Внезапно он резко притормозил, остановившись на узкой площадке возле гранитной лестницы, ведущей к пришвартованным лодкам и катерам. Я ловко проскользнул мимо него и спрятался за углом дома с небольшим сквером, откуда мог незаметно наблюдать, не опасаясь быть застигнутым врасплох.
Всё-таки каким же чудом его сюда занесло? Помнится, великий мистик и фантазёр, ставший классиком уже при жизни, предрекал ему возвращение через двести лет. Срок он указал совершенно точно, не уточнив, правда, в каком качестве и каким образом он вернётся в Россию: собственной ли персоной или же воплотится в потомках свободолюбивым гением, так счастливо соединившим в себе духовность и просвещение. Но, видно, он всё-таки решил пожаловать лично, во всём величии и блеске, вместо того чтобы незримо встраиваться в национальный характер, в коллективное бессознательное и русский менталитет.

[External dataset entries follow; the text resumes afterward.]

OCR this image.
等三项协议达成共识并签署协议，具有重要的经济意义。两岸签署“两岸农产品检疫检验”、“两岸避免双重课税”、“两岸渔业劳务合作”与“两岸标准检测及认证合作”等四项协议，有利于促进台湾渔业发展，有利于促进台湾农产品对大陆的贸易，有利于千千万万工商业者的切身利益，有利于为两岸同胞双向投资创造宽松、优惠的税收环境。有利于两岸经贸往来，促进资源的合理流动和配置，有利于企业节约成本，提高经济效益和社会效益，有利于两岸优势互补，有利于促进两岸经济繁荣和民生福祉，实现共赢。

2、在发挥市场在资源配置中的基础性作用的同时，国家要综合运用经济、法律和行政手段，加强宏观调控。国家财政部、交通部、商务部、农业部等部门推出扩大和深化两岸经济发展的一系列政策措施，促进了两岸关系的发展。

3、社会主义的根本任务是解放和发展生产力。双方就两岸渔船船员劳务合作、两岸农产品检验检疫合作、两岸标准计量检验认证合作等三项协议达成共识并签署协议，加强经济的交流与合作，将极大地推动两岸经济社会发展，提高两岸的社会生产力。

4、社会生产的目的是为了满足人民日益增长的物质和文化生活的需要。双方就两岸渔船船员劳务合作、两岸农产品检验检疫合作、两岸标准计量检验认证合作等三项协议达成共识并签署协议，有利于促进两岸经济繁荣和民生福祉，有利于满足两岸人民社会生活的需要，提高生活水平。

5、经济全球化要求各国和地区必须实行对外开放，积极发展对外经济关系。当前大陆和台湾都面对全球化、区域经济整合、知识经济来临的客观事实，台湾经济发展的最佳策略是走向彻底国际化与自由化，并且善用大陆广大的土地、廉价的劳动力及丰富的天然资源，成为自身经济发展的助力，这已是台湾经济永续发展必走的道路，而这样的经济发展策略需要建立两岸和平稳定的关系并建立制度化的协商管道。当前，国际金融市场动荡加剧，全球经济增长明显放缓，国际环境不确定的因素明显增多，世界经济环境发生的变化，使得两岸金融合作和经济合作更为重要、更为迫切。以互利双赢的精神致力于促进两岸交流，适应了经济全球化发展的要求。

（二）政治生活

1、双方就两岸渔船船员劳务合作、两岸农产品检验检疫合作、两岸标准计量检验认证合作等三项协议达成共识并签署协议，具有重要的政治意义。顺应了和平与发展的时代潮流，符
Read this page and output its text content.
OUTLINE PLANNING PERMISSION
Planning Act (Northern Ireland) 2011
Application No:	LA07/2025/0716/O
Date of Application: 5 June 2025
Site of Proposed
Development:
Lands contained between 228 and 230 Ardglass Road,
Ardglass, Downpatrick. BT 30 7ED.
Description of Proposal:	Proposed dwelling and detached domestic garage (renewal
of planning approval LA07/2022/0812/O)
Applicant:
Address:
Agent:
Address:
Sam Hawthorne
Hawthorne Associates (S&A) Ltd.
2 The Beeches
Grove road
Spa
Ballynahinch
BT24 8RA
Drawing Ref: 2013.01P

Подставив лицо балтийскому ветру, пришелец вглядывался вдаль, на Запад, точно наблюдал там что-то такое, что занимало его больше, нежели потоки машин, ползущих по набережным, чем выросшие из тротуаров электрические фонари или плотная паутина из проводов, нависающая над домами и сползающая с крыш к Конюшенному мосту. Может, он видел там окно, которое некогда прорубил воспетый им император, а, может быть, он созерцал там свою «непокорную главу», вознёсшуюся выше упомянутого им «Александрийского столпа», невидимого отсюда из-за громадного зелёного дома, заслонившего всю перспективу Дворцовой.
Я больше не имел желания вступать с ним в диалог. Что мне сказать ему, чем его удивить, чем порадовать и обнадёжить? Я стоял перед ним как бедный Евгений перед Медным истуканом, раздираемый теми же сомнениями и теми же страхами.
И здесь мне показалось, что с шумным порывом ветра слилась его далёкая, приглушённая речь: «Здравствуй, племя младое, незнакомое»… В это самое мгновение я потерял его из вида, поскольку выглянувшее из-за домов солнце ослепило меня, бросив с блистающей высоты золотистую сияющую вспышку. От этого внезапного озарения мне отчего-то захотелось подняться ввысь, выше накрывшей город паутины из проводов и антенн, подняться над горделивым Медным всадником и «Александрийским столпом», чтобы смотреть на город, да что там на город – на весь мир только оттуда, с сиятельной высоты, куда был так пристально устремлён его всевидящий взгляд.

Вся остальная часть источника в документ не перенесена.